SALON GROUP SHOW at The Anya Brock Gallery until March 17

Iconic Australian Artist Anya Brock is best known for her spirited and bold use of colour and strokes, exploring the connection between amplification and emotional mark making, creating a distinctive visual language in all her work.

 

Born in 1983 Anya was raised in Alfred Cove by Catherine and Jon Brock who owned a business repairing chairs. Encouraged from a young age to create, the ‘workshop’ provided her the perfect environment for a young and creative brain. That paired with the encouragement of entrepreneurial small business owners has proved instrumental in Anya’s career.

 

Identifying strongly with the abstract expressionists hailing from 1950’s America, Anya sees her work as semi abstracted interpretations of her subjects. Employing organic exaggeration and distortion -  the work is recognizably figurative without entering realism.

 

Anya’s connection to her subject matter provides only a guide for shape and composition, a vehicle in which to experiment with paint application. Conversely, her girls and nude work portray a sensual feminine strength that is intriguing yet non-threatening; bare yet courageous.

 

Ever the explorer, Anya’s background in fashion design saw her launch her own fashion label from ages 19-26, and consequently working with some of the most prominent British Fashion houses including Christopher Kane and Richard Nicoll.

 

After an internal awakening, Anya realized that the fashion industry didn’t suit her and she returned to her artistic roots in painting and drawing. She quickly gained notoriety in the Australian art world and opened her first flagship store in Sydney in 2014 and a gallery in Fremantle in 2013. 

 

Anya’s colourful original paintings and prints of close-up faces, nudes, portrait-inspired animals and geometric compositions, feature in the interiors of Australia’s most contemporary homes and her larger-than-life murals can be found splashed across walls throughout Los Angeles, Sydney, Melbourne, Perth and Fremantle.
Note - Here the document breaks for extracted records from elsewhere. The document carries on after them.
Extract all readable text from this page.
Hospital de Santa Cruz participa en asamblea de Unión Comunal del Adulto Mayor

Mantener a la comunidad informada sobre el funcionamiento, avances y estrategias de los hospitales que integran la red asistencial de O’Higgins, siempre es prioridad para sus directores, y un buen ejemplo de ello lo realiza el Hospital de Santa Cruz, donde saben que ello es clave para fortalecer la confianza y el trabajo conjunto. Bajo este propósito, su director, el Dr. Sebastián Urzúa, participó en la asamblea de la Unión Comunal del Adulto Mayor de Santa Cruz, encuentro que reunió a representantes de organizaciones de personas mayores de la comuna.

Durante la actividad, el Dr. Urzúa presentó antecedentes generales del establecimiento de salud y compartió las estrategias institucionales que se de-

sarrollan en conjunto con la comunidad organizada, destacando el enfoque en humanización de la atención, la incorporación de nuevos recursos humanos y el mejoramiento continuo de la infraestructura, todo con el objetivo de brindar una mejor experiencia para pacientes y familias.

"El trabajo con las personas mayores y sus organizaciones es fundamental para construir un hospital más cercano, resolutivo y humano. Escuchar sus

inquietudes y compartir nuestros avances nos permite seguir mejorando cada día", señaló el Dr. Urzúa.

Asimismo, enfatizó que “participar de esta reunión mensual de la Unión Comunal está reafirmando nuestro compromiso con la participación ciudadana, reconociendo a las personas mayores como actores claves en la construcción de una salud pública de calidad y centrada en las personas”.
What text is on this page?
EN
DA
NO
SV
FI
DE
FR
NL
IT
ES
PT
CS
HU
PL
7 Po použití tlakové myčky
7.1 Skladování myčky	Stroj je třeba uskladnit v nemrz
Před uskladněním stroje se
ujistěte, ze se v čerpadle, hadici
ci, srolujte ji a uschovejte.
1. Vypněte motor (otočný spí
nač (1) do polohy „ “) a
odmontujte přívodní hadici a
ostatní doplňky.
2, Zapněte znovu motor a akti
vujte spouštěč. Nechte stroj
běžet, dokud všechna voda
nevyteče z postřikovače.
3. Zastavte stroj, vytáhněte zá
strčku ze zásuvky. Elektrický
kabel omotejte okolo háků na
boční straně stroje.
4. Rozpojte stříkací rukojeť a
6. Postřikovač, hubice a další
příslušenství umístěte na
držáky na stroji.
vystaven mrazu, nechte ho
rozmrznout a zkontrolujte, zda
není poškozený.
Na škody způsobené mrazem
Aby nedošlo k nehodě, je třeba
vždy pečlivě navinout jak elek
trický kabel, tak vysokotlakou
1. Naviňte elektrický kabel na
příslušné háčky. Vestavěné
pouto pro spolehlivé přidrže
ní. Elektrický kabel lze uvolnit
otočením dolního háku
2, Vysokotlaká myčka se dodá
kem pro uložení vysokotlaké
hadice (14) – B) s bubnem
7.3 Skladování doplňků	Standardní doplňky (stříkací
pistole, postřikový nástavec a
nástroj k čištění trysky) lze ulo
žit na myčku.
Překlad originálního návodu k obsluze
Her budgie mural that adorned four 10-foot tall windows in Perth was featured in the New York Times.

 

Her recent work investigates the brutality and beauty of the Protea – a robust and feminine flower that can endure arid and hostile environments brought to life by her fast and expressive technique revealing the inseparable intersection of softness and danger.

 

Anya lives in Fremantle with her children and dedicates her life to her family and her art.